Une des cibles de Dewey dans son analyse du langage sont les théories qui font de la

signification quelque chose de purement psychique ou de purement mental. A quoi il oppose

l’idée du caractère objectif et méthodologique des significations. Celles-ci ne sont pas des

« états de l’esprit » ; elles sont indépendantes des sensations, des représentations et de

l’imagination des personnes. Ce dont elles dépendent ce sont l’interaction et l’association

humaines. Les significations sont en premier lieu une propriété du comportement et des objets.

Elles sont aussi des outils pour réguler les interactions en relation à des conséquences. D’où

une conception méthodologique de la signification : « Une signification est une méthode

d’action, une manière d’utiliser les choses comme des moyens en vue d’une fin partagée, et

cette méthode est générale, bien que les choses auxquelles elle est appliquée soient

particulières. (…) Les significations sont des règles pour utiliser et interpréter les choses,

l’interprétation consistant toujours en une imputation de potentialité en vue de quelque

conséquence » (Ibid., p. 178-9/188). Etant une méthode d’usage des choses, pour produire des

résultats, une signification « indique une interaction possible, et non pas une chose isolée et

séparée » (Ibid., p. 180/189). Et une telle interaction « inclut des choses et des énergies

extérieures aux créatures vivantes ».

Pour justifier sa conviction que « le phénomène du comprendre est langagier », que

« toute compréhension est langagière », Gadamer invoque l’opérativité du dialogue, du

« parler-ensemble » qui s’achemine vers l’entente. « Parler ensemble ce n’est pas simplement

s’expliquer les uns avec les autres. (…) Parler ensemble ce n’est pas non plus simplement

discourir les uns devant les autres. Dans le parler-ensemble se construit au contraire un aspect

commun de ce dont on parle. Ce qui constitue l’effectivité véritable de la communication

humaine, c’est que le dialogue ne fait pas prévaloir l’opinion de l’un contre l’opinion de

19    l’autre (…) mais qu’il les transforme tous les deux (…). La communauté qui est tellement

commune qu’elle n’est plus mon opinion et ton opinion, mais une interprétation commune du

monde, rend seule possible la solidarité éthique et sociale. Ce qui est juste, et est tenu pour

juste, exige par essence la communauté qui se constitue dans le se-comprendre des hommes »

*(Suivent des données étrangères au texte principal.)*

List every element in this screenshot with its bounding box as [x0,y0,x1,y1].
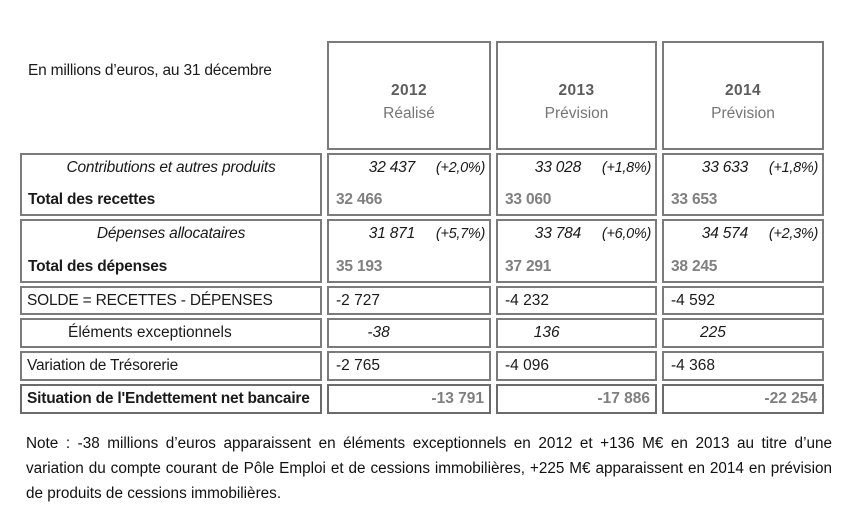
column-year: 2014 [724,82,762,99]
percent-text: (+6,0%) [601,226,651,242]
value-text: 34 574 [701,225,748,242]
cell-endettement-2012: -13 791 [327,384,491,414]
detail-line: 32 437 (+2,0%) [329,159,489,177]
column-year: 2012 [390,82,428,99]
cell-elements-2013: 136 [496,318,657,348]
unit-label-text: En millions d’euros, au 31 décembre [28,62,272,79]
value-text: 225 [700,324,726,341]
detail-line: 31 871 (+5,7%) [329,225,489,243]
total-text: 35 193 [336,258,383,275]
value-text: 32 437 [368,159,415,176]
value-text: -4 232 [505,291,549,309]
cell-recettes-2014: 33 633 (+1,8%) 33 653 [662,153,824,216]
total-text: 38 245 [671,258,718,275]
percent-text: (+1,8%) [601,160,651,176]
total-text: 33 653 [671,191,718,208]
row-sublabel: Contributions et autres produits [66,159,276,176]
value-text: -38 [367,324,390,341]
cell-recettes-2012: 32 437 (+2,0%) 32 466 [327,153,491,216]
footnote: Note : -38 millions d’euros apparaissent… [26,435,832,502]
percent-text: (+1,8%) [768,160,818,176]
value-text: -2 727 [336,291,380,309]
row-label-depenses: Dépenses allocataires Total des dépenses [20,219,322,283]
cell-elements-2014: 225 [662,318,824,348]
value-text: -4 096 [505,357,549,374]
cell-endettement-2013: -17 886 [496,384,657,414]
total-text: 32 466 [336,191,383,208]
value-text: -13 791 [431,390,484,407]
cell-variation-2013: -4 096 [496,351,657,381]
cell-depenses-2012: 31 871 (+5,7%) 35 193 [327,219,491,283]
percent-text: (+2,3%) [768,226,818,242]
row-label-elements: Éléments exceptionnels [20,318,322,348]
cell-solde-2014: -4 592 [662,286,824,315]
total-text: 33 060 [505,191,552,208]
cell-solde-2012: -2 727 [327,286,491,315]
column-header-2013: 2013 Prévision [496,41,657,150]
row-total-label: Total des recettes [28,191,156,208]
percent-text: (+2,0%) [435,160,485,176]
value-text: 31 871 [368,225,415,242]
cell-variation-2012: -2 765 [327,351,491,381]
financial-table: En millions d’euros, au 31 décembre 2012… [20,41,824,414]
column-header-2012: 2012 Réalisé [327,41,491,150]
cell-variation-2014: -4 368 [662,351,824,381]
detail-line: 34 574 (+2,3%) [664,225,822,243]
value-text: -4 592 [671,291,715,309]
value-text: 136 [533,324,560,341]
cell-solde-2013: -4 232 [496,286,657,315]
unit-label: En millions d’euros, au 31 décembre [20,41,322,150]
value-text: -22 254 [764,390,817,407]
cell-depenses-2014: 34 574 (+2,3%) 38 245 [662,219,824,283]
cell-elements-2012: -38 [327,318,491,348]
value-text: -17 886 [597,390,650,407]
total-text: 37 291 [505,258,552,275]
cell-depenses-2013: 33 784 (+6,0%) 37 291 [496,219,657,283]
column-year: 2013 [558,82,595,99]
row-total-label: Total des dépenses [28,258,168,275]
value-text: 33 028 [534,159,581,176]
value-text: -2 765 [336,357,380,374]
column-type: Prévision [544,105,609,122]
cell-recettes-2013: 33 028 (+1,8%) 33 060 [496,153,657,216]
row-sublabel: Dépenses allocataires [96,225,246,242]
detail-line: 33 028 (+1,8%) [498,159,655,177]
percent-text: (+5,7%) [435,226,485,242]
value-text: -4 368 [671,357,715,374]
column-type: Réalisé [383,105,435,122]
row-label-endettement: Situation de l'Endettement net bancaire [20,384,322,414]
value-text: 33 784 [534,225,581,242]
cell-endettement-2014: -22 254 [662,384,824,414]
column-header-2014: 2014 Prévision [662,41,824,150]
detail-line: 33 784 (+6,0%) [498,225,655,243]
column-type: Prévision [711,105,775,122]
detail-line: 33 633 (+1,8%) [664,159,822,177]
value-text: 33 633 [701,159,748,176]
row-label-variation: Variation de Trésorerie [20,351,322,381]
row-label-solde: SOLDE = RECETTES - DÉPENSES [20,286,322,315]
row-label-recettes: Contributions et autres produits Total d… [20,153,322,216]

(« Langage et compréhension », p. 151).

Dewey dit à peu près la même chose : « Quiconque se trouve impliqué dans des

situations rendues possibles par la communication n’en ressort pas inchangé et avec des

capacités futures identiques » (EN, p. 192) ; « La communication est une forme de partage des

objets et des arts précieux pour une communauté, un partage qui permet aux significations

d’être rehaussées, approfondies et solidifiées dans le sens de la communication » (Ibid.,

p. 193) ; « La communication (...) est le sens de la communauté, la communion actualisée »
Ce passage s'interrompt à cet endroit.